Three weeks ago, Husted invested $12 million into the Mahoning Valley for General Motors’ repayment of tax credit incentives. $5 million of the investment will go to YSU for workforce development and creating the YSU Energy Storage Innovation and Training Center.

He believes the center will bring advantages for the university and overall community in Youngstown.

“The creation of the YSU Energy Storage Innovation and Training Center is exciting,” Husted said. “This community should be excited about what it’s doing to position itself and its people for the future of the economy.”

With this, Husted went on to talk about what a thriving economy needs to continue to grow and advance: innovation, investment and talent.

“Three important things. Innovation. You got to have three new ideas … It requires investment because those great ideas must have fuel of investment to take them from an idea to a reality. And it requires talent.

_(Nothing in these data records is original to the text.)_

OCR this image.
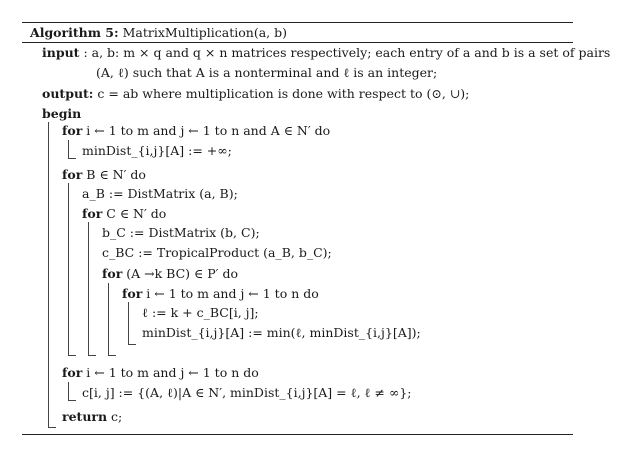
Algorithm 5: MatrixMultiplication(a, b)
input : a, b: m × q and q × n matrices respectively; each entry of a and b is a set of pairs
(A, ℓ) such that A is a nonterminal and ℓ is an integer;
output: c = ab where multiplication is done with respect to (⊙, ∪);
begin
for i ← 1 to m and j ← 1 to n and A ∈ N′ do
minDist_{i,j}[A] := +∞;
for B ∈ N′ do
a_B := DistMatrix (a, B);
for C ∈ N′ do
b_C := DistMatrix (b, C);
c_BC := TropicalProduct (a_B, b_C);
for (A →k BC) ∈ P′ do
for i ← 1 to m and j ← 1 to n do
ℓ := k + c_BC[i, j];
minDist_{i,j}[A] := min(ℓ, minDist_{i,j}[A]);
for i ← 1 to m and j ← 1 to n do
c[i, j] := {(A, ℓ)|A ∈ N′, minDist_{i,j}[A] = ℓ, ℓ ≠ ∞};
return c;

You got to have talented people, both on the innovation side and on the delivery side of those great ideas,” he said. “The three of those will prosper and create prosperity for the community, for the state.”

Alongside Husted, YSU President Jim Tressel; Lydia Mihalik, director of the Ohio Development Services Agency; and Jennifer Oddo, executive director for the Center of Workforce Education and Innovation, stepped up and spoke about what this investment means for the community.

The conference was held in the soon-to-be Excellence Training Center in Youngstown. This building is a part of Husted’s vision and investment in workforce development.

“All of those investments and innovation, you need to leverage for the betterment of this community, but we have to do our part to find that town to prepare people for that future,” Husted said. “That is what we’re here celebrating, the beginning of today.”